Why do these differential equations yield similar results?

I was wondering if there was some problem with my Matlab code for solving a 2nd order differential equation. The equation is y"+cy'+12.5y=2.5cos(wt). This is the code I was using:

function [ dydt ] = order2( t,y )

dydt = zeros(size(y));
c=2.5;
%c=0.25;
%c=0.025;

w=sqrt(12.5-(c^2/4)); 
a = 2.5; 
b = 12.5; 
r = 2.5*cos(w*t); 
dydt(1) = y(2);
dydt(2) = r -a*y(2) - b*y(1);

end

Code inputted into command window:

>>  tspan = [0 40];
y0 = [1,2];
[t,y]=ode45(@order2,tspan,y0);
plot(t,y(:,1))

The problem is, this code does seem to work (it outputs a graph), but when I use each of those c values, the graph it produces looks almost the same. I thought that there would be a significant difference between the graphs. Does it make sense for the results to be almost the same or is there something off with my code?

Solution

If you implement the equation correctly, so that indeed a=c and the numerical equation actually represents the resonance case, then you also get 3 different graphs. Below they are shown in one diagram.
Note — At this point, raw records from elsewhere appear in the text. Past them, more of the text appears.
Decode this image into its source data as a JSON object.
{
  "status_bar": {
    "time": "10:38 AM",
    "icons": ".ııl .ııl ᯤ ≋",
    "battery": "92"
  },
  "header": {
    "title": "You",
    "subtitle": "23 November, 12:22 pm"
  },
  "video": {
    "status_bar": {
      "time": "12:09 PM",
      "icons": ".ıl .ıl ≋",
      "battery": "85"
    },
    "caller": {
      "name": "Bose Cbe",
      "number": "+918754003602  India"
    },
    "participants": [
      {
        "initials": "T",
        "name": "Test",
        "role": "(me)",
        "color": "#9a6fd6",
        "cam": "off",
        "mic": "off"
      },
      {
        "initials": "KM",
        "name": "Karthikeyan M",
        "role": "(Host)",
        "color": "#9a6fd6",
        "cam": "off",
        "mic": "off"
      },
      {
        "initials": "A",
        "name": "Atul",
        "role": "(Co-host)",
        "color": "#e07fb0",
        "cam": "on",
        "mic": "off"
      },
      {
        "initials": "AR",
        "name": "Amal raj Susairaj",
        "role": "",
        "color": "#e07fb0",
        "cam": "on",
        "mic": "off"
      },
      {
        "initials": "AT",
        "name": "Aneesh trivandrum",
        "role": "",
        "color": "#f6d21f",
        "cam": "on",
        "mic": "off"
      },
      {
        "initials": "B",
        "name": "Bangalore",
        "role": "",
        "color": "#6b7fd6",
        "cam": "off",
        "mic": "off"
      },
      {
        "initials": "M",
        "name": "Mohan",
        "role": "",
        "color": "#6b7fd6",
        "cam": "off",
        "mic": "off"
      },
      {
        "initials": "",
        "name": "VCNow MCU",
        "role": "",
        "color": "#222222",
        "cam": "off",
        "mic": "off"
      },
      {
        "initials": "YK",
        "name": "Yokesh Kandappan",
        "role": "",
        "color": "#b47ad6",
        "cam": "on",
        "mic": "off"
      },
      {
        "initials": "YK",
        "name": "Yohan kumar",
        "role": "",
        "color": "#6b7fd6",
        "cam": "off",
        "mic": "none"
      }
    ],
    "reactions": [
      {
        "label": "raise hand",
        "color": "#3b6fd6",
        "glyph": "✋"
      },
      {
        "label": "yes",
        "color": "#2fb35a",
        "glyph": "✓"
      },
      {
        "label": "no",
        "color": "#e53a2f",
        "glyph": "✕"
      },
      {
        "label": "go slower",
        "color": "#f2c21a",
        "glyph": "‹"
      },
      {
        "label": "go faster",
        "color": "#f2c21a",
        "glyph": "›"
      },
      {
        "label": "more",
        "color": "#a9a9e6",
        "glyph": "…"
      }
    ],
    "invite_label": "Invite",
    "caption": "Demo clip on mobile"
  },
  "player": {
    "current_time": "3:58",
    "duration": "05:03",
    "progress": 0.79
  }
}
One can see how the saturation amplitude depends on the friction coefficient, low friction large amplitude and vv.

b = 12.5; 
def derivs(y,t,c):
    w = (b-c**2/4)**0.5
    return [ y[1], 2.5*np.cos(w*t) - c*y[1] - b*y[0] ]

tspan = np.linspace(0,20,501)
cs = [2.5, 0.25, 0.025 ]
sols = [ odeint(lambda y,t: derivs(y,t,c), [1.,2.], tspan) for c in cs]
for c,sol in zip(cs, sols): plt.plot(tspan, sol[:,0], label="c=%6f"%c)
plt.legend(loc="best");plt.show()